King Lear continues this sort of behavior in other forms throughout the mock trials such as he eludes to say at one situation:
“LEAR Arraign her first; ‘tis Goneril. I here take my oath
Before this honourable assembly,
She kicked the poor king, her father.”
He continues this behavior as he makes it ever knowing that he has a mental illness of being psychotic from the very onslaught that reigned over his kingdom in the play. When he says the following, he just solidifies the fact that he is psychotic in all aspects:
“LEAR And here's another, whose warped looks proclaim
What stone her heart is made on. Stop her there!

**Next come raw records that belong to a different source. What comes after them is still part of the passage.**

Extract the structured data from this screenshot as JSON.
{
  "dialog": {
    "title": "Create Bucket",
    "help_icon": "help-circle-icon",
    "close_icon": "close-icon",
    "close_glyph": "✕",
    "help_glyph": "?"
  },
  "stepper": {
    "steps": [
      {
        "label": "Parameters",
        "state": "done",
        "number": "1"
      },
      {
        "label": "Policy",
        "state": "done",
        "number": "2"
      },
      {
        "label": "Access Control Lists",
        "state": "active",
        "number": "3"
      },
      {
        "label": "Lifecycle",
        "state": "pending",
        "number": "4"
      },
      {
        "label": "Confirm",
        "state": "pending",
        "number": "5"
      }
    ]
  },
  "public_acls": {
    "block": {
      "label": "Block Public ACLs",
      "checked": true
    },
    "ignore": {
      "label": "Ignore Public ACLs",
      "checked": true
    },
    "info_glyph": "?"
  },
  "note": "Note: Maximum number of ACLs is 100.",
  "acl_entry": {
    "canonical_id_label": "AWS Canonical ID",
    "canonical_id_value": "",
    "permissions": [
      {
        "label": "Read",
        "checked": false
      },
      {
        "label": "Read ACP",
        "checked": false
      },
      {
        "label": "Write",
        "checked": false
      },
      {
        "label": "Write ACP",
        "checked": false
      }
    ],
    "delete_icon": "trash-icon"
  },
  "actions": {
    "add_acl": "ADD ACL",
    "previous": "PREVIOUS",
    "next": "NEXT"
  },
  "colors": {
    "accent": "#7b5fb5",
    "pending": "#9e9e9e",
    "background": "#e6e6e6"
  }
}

Arms, arms, sword, fire! Corruption in the place!
False justicer, why hast thou let her scape?”
Conclusion
King Lear is a judgment of short receptive psychosis with a foundation of natural mental issue, maybe of a vascular inception, exemplified by the King's visual pipedreams and an implication of a stroke just before Lear's passing. Also, the instance of King Lear warrants the conclusion of bipolar issues, latest scene manic which is serious with insane gimmicks of different variances. The manic scene was essential and the psychosis created on its experience, incited by the expanding tumult and physical effort . As mentioned in the introduction and thesis statement of the essay, the play turns out to be a dwelling of madmen instructed with the tendency to lavish around woman, commit adultery while have a feeling of psychotic behaviour present at all times. The only thing that makes this entire fracas of King Lear’s play look any decent is the magnificent play of Shakespeare into the eyes of the most notorious people that may live in the real world. He manipulates King Lear’s personality in such a way that it drives the audience into predicting the outcome of the entire play in so many random scenarios that it is possible to associate each prediction to the play’s outcome in a lucrative manner.
Works Cited
Berry, Ralph. “The Lear World: A Study of ‘King Lear’ in Its Dramatic Context .” University of Toronto Quarterly (1978): 406-408.
Shakespeare, William. The Oxford Shakespeare: The History of King Lear: The 1608 Quarto. Oxford University Press, 2000.
Woudhuysen, H. R. “Shakespeare in Shorthand: The Textual Mystery of "King Lear." (review).” Shakespeare Quarterly (2011): 604-609.